Daniel E. Kremens, MD, JD: Right.

Peter LeWitt, MD, M.Med.Sc: Or they feel great despite the fact that they look like a mess, and their family says, “Well, wait a minute, something’s wrong here.” But, yes, the overuse of levodopa is of concern because it’s not a drug of abuse, obviously, but many patients are taking far too much. But there’s a reason for that, and perhaps we have something to learn of the role of non-pulsatile therapies to ameliorate this withdrawal and feeling bad psychically in gaps that might not translate in terms of motor OFF.

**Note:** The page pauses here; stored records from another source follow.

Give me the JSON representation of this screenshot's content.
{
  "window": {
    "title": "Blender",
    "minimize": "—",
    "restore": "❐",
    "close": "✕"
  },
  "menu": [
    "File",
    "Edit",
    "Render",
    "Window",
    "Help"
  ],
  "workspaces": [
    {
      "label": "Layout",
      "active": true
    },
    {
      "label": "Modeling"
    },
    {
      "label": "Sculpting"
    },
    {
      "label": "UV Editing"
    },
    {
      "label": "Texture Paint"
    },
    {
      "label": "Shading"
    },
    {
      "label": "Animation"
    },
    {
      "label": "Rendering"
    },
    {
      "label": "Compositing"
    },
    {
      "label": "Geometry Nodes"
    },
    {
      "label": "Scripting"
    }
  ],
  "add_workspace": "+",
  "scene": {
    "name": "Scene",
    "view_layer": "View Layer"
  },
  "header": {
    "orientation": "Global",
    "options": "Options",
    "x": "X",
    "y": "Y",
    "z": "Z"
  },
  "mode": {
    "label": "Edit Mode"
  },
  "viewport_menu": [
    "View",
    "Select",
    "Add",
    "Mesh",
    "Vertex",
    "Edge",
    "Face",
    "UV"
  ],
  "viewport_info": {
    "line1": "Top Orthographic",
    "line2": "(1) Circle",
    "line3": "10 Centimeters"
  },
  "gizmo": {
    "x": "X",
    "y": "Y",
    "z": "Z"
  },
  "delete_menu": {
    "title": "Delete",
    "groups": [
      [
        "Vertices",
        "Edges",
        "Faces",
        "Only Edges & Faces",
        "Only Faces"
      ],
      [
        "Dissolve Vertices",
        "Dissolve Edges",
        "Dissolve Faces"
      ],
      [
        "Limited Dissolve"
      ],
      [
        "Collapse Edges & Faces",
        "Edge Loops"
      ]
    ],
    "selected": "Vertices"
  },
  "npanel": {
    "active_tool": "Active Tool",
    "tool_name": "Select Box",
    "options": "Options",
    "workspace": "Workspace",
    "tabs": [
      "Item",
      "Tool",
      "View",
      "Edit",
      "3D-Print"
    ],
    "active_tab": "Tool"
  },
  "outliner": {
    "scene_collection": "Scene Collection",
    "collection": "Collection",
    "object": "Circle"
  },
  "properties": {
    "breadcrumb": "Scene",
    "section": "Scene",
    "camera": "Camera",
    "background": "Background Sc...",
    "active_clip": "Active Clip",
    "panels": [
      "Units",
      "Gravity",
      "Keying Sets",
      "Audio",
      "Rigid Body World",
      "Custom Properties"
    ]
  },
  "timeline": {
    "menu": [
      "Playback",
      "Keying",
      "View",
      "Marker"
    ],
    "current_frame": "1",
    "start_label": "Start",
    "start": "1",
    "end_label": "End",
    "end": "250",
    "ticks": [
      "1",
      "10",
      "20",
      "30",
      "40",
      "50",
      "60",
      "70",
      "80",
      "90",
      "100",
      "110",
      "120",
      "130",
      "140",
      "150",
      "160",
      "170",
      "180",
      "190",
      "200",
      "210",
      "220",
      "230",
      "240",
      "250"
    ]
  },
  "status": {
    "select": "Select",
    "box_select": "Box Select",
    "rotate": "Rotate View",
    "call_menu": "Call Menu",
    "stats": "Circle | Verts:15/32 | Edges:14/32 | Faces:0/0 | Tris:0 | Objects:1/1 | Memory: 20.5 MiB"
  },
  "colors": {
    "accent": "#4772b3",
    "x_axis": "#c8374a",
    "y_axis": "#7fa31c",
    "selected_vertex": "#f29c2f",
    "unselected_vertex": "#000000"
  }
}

Rajesh Pahwa, MD: But in general, more patients are undertreated than overtreated.

Daniel E. Kremens, MD, JD: And I think the overtreated patients are often the patients demanding that treatment, typically. I think most physicians tend to undertreat their Parkinson patients. But then, you occasionally have a young, typically male patient who engages in this dopamine dysregulation syndrome, demanding large amounts of dopamine despite the fact that they’re clearly not OFF when we see them in the office. They say, “Doctor, I’m so OFF,” when they’re wildly dyskinetic.

Rajesh Pahwa, MD: And that’s why, Peter, bringing up that issue that most of our patients would rather be dyskinetic, or slightly dyskinetic than OFF. Then are we, as physicians, undertreating them because we are so worried about the dyskinesia? We should also be helping their OFF, because OFF can be worse than their dyskinesia.